Football and I have always had a complicated relationship, in that I find it more boring than watching C-SPAN on mute and people always try to make me enjoy it. Given that I don’t understand the intricacies of the game, my experience watching football is essentially, “Manbeasts run each other over for a quarter of a second and then we watch beer commercials for forty minutes. Rinse and repeat. Oh, and occasionally someone throws the ball.” I mean this in the most respectful way possible, as I certainly couldn’t go out there and do it, given my body composition could best be described as “small but squishy, with a propensity toward tripping over the cat and bruising if someone looks at me too hard.” I just don’t find it interesting, despite a slew of ex-boyfriends trying their damnedest to get me to develop even the slightest interest in the sport they expended so much energy following and discussing. I like you. I get that you like it. But I would rather chew off my own foot and then beat myself silly with it than watch more than one football game in a weekend. If there is a hell, my version (and I am never hyperbolic) is an endless stream of football viewed Clockwork Orange-style from a dentist chair that smells like cat piss to the sounds of Donald Trump discussing feminism. And they only have Caffeine-Free Diet Pepsi.

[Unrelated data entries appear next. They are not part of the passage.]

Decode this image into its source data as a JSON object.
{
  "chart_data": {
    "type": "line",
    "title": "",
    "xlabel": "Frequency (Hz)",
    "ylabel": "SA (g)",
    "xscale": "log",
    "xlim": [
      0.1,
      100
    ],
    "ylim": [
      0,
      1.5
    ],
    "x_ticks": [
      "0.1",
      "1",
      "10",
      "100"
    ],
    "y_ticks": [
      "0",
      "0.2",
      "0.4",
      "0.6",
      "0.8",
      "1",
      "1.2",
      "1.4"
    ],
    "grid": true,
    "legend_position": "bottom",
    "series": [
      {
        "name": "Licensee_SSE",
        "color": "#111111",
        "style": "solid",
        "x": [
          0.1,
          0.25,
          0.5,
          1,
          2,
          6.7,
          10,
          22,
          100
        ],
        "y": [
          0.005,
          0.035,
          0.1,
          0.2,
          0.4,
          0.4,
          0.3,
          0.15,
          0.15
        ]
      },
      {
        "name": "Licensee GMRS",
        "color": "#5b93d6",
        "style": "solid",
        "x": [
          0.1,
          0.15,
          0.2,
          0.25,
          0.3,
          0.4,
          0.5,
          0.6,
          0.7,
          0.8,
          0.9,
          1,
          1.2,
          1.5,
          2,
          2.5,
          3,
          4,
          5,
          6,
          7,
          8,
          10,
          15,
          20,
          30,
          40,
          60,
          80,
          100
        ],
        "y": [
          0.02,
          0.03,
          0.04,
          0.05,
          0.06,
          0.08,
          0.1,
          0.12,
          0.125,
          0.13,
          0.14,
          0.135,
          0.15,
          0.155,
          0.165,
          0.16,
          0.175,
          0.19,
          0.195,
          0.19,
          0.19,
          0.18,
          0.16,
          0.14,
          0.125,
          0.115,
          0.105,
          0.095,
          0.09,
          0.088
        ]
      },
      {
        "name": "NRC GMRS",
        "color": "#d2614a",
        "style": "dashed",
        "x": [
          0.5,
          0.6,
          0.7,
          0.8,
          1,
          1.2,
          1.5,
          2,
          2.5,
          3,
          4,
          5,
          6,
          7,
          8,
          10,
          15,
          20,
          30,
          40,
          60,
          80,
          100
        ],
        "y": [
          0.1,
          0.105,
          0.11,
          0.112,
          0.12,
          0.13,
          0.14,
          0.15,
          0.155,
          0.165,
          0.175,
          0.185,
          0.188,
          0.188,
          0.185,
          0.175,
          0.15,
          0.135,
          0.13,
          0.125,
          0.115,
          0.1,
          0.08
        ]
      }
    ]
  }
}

However, as a child, my father tried to instill the love of the game in us, and when I was a youth, he took me to a Chicago Bears game as a bonding activity. We arrived at Soldier Field and took our seats, and I remember being awed at the energy of the stadium, thousands of people shouting and cheering and slamming Budweisers like the world was going to end. It was impressive. It was awe-inspiring. But then we ran out of Starbursts and I was ready to go home. Football games are long. And repetitive. And they don’t have any toys there. So I drained our candy supply and then figured if I whined enough, Dad would take me home.

Somewhere around the third quarter, the teams were lined up ready to begin the next play. (Hike the ball? Get this wagon train a-movin’? I don’t know football terms.) I was squirming in my seat, certain that no one in the history of time had endured a greater hardship than what I was suffering through at this moment. And then, out of nowhere, as if sent by a merciful football god who took pity on a young girl bored to tears, a squirrel ran onto the field. It was sprinting full-speed through the Vikings end zone, flying downfield on those little legs as if his life depended on it. The players broke formation, collapsing on the ground, doubled up in hysterical laughter. And that squirrel, that little emblem of perseverance, continued to run. The announcers, choking through laughter, began screaming, “He’s at the thirty, he’s at the twenty, he’s at the ten…” and then the crowd erupted into tumultuous cheers as he ran through the end zone. “TOUCHDOOOOOOOWN SQUIRREL!!!!!!!” All around us, people were high-fiving and hugging, beers spilling left and right and tears running down cheeks. Stadium staff were trying to corral the squirrel and get him off the field, but he was much too fast for them. They chased him in dizzy circles as he zigzagged between them, untouchable. The players were rolling around on the ground in unbridled mirth. My dad picked me up and we laughed together. “I love football!” I chirped gleefully. He chuckled. “Well if this is what it takes for you, so be it.” And I haven’t enjoyed a game since.